Pisar y calarse. Es lo que le pasa a muchos vitorianos cuando llueve y pisan una baldosa. En sólo cuatro meses el buzón ciudadano del Ayuntamiento ha recibido 50 quejas de losetas en mal estado en quince barrios de la ciudad. «Pero las Brigadas de Acción Inmediata sólo han actuado en el 34% del total de las denuncias realizadas», denunció ayer la concejala del PP en el área de Vía Pública, Leticia Comerón.
La presencia de baldosas despegadas y rotas es «notoria», y el peligro que encierran no es exclusivamente estético. «Hay socavones y huecos que son muy peligrosos para los viandantes y provocan numerosas caídas y tropiezos», destacó Comerón.
El Pilar, Coronación, Lakua, Judimendi, Txagorritxu, San Martín, Ali-Sansomendi, Aranbizkarra, Lovaina, el Centro, el Casco Viejo, Zaramaga, Batán-Mendizorroza y hasta los incipientes Zabalgana y Salburua presentan incidencias desde el mes de enero. «La mayor parte de las denuncias están concentradas en la zona centro, Lakua y El Pilar, barrios que suman casi la mitad de las quejas del buzón ciudadano», explicó la concejala.

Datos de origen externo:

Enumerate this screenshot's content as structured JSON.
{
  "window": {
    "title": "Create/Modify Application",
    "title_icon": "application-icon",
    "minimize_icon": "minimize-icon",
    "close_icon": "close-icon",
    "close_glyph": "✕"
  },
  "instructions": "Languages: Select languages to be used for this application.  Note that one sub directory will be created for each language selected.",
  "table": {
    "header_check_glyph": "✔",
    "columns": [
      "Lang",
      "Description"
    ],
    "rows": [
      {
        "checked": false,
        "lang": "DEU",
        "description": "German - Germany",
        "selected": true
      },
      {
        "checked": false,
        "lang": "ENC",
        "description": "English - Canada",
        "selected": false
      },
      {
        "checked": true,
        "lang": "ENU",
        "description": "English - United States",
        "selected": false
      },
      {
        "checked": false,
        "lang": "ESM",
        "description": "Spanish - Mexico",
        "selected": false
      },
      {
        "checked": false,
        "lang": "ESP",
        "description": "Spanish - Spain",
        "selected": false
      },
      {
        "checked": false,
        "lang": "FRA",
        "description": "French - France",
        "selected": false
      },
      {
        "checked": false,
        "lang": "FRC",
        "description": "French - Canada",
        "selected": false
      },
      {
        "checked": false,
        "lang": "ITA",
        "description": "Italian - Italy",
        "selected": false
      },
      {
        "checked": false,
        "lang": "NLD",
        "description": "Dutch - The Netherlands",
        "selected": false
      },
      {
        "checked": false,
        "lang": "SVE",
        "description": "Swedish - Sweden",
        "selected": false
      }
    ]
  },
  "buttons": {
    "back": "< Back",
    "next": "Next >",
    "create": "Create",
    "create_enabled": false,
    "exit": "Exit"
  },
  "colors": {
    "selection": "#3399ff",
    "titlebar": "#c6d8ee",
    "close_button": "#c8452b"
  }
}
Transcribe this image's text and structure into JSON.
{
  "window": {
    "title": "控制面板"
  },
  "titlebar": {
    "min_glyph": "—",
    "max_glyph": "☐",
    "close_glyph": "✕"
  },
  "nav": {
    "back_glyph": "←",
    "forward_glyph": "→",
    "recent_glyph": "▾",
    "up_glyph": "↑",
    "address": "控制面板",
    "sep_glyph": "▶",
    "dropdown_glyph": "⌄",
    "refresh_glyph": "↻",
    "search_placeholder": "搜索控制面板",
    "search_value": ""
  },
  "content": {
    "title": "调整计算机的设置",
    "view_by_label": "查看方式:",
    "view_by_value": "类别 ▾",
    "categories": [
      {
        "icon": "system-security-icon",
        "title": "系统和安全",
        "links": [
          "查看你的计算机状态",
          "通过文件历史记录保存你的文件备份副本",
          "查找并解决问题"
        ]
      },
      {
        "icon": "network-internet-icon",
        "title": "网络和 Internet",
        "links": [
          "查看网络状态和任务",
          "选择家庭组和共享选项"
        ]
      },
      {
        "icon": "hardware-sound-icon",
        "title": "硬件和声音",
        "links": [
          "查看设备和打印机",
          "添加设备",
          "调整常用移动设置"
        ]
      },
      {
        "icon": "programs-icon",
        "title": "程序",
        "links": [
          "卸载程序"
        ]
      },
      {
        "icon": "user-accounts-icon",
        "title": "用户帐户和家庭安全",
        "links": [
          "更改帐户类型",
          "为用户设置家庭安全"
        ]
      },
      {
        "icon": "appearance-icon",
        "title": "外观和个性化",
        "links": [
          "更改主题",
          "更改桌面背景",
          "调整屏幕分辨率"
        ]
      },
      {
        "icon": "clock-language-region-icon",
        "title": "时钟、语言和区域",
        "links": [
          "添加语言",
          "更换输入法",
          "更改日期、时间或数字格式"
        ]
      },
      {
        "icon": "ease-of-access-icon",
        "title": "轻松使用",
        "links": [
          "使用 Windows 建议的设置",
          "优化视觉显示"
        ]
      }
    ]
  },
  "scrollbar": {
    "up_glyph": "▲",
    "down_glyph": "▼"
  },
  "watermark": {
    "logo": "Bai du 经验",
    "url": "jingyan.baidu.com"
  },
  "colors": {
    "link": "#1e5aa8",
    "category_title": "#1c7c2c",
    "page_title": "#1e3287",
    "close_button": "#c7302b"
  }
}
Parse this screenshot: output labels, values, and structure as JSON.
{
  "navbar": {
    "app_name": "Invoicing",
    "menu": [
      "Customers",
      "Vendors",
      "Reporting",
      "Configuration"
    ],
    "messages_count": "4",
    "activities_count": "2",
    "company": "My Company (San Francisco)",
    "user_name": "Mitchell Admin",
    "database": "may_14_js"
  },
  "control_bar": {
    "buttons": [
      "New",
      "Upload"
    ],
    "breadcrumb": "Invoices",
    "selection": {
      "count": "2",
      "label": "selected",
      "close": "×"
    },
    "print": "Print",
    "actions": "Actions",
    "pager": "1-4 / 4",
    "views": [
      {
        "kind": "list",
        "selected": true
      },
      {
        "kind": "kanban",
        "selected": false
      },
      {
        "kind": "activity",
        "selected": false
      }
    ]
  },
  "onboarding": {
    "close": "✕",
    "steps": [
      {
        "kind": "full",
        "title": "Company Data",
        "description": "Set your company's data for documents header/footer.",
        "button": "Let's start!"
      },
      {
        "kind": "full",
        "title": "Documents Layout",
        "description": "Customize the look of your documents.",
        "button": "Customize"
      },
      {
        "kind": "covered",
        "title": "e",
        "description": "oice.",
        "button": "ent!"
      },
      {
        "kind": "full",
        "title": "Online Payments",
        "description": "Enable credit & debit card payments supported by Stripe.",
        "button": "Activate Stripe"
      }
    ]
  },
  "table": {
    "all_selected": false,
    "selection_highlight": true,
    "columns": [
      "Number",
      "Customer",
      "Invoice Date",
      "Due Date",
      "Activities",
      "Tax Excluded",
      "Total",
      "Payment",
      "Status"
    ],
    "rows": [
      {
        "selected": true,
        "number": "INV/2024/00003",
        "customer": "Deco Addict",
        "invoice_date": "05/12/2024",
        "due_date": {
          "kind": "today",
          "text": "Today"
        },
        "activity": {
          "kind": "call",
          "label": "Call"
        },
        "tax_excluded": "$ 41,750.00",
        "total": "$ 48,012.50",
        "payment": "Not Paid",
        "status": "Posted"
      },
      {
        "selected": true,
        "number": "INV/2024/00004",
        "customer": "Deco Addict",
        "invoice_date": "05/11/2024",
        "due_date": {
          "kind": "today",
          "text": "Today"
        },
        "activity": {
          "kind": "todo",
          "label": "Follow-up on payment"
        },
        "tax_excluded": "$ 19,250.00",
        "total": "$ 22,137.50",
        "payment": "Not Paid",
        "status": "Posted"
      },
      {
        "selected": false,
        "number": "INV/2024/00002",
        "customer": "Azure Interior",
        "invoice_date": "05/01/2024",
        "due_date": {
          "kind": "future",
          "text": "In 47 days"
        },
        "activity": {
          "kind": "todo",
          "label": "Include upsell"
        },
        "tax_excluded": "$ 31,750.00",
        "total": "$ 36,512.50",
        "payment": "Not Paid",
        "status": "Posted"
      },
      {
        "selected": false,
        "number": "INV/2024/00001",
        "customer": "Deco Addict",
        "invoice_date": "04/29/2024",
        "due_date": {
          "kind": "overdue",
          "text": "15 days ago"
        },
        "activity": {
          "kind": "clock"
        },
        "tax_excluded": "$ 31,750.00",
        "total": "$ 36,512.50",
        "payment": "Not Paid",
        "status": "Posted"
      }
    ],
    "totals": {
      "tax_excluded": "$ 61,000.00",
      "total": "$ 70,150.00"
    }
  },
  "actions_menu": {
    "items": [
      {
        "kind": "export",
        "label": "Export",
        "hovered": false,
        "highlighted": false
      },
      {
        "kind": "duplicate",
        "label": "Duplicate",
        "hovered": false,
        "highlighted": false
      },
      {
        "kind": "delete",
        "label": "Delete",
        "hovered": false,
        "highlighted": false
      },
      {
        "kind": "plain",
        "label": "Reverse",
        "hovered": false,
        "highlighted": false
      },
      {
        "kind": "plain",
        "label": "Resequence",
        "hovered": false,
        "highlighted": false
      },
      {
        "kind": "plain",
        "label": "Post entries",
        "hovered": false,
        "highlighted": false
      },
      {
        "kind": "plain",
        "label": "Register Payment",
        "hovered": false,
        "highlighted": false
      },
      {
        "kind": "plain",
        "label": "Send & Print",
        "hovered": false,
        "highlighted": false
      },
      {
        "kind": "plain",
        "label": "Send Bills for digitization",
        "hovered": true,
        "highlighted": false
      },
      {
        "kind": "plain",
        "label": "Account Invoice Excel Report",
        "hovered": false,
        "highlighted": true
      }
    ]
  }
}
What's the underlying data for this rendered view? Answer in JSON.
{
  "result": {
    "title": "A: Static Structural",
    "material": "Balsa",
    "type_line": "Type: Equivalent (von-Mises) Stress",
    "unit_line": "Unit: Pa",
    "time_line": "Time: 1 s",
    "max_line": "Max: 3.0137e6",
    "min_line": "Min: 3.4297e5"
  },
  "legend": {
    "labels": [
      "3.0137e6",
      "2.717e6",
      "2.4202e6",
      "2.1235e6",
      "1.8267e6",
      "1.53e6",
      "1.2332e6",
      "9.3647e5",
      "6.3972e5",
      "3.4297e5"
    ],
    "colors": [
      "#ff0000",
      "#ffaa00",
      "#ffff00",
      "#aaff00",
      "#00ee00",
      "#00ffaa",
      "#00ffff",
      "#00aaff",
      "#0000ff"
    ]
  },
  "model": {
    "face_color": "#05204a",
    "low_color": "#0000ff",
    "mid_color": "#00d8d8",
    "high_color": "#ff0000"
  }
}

No en vano las calles Dato, Postas, Siervas de Jesús, Francia en el Centro, Venezuela, Uruguay, Paraguay en el Pilar, Sierra de Andía, Ihurraldea, Donostia, Bayona, Blas de Otero, Baroa, Zarauz, Francisco Javier Landaburu y Félix Alfaro Fournier en Lakua son las que más críticas agrupan. De las reclamaciones efectuadas por los vecinos «el 54% no tienen ninguna respuesta, y el 12% se encuentra en proceso de tramitación, según las respuestas a la web municipal», apuntó Comerón.
«Se informa tarde»
Pero el hecho de que no se refleje en el buzón ciudadano la gestión de la queja «no significa que no se haya realizado, ya que Vía Pública lo notifica después de que ha hecho la obra. El problema está en que la mayoría de los casos lo informa tarde», explicó un portavoz del equipo de gobierno.
No cabe duda de que lo más importante para los ciudadanos es que se atiendan sus reclamaciones, por ello la edil del PP exigió al Gabinete Lazcoz «mayor agilidad y eficacia en el envío de las BAI a la reparación o reposición de baldosas rotas o sueltas».
Pero los deteriorados pavimentos de las aceras no son, ni mucho menos, los únicos que claman a gritos la atención municipal. En el mismo servicio de la web se reflejan también quejas del estado de la calzada en calles como José Lejarreta o la avenida de Estíbaliz. Aunque las reclamaciones tienen una antigüedad de más de tres meses, hasta ahora se puede comprobar que el asfalto de esas vías, en algunos tramos, no es más liso que el de un camino rural de parcelaria.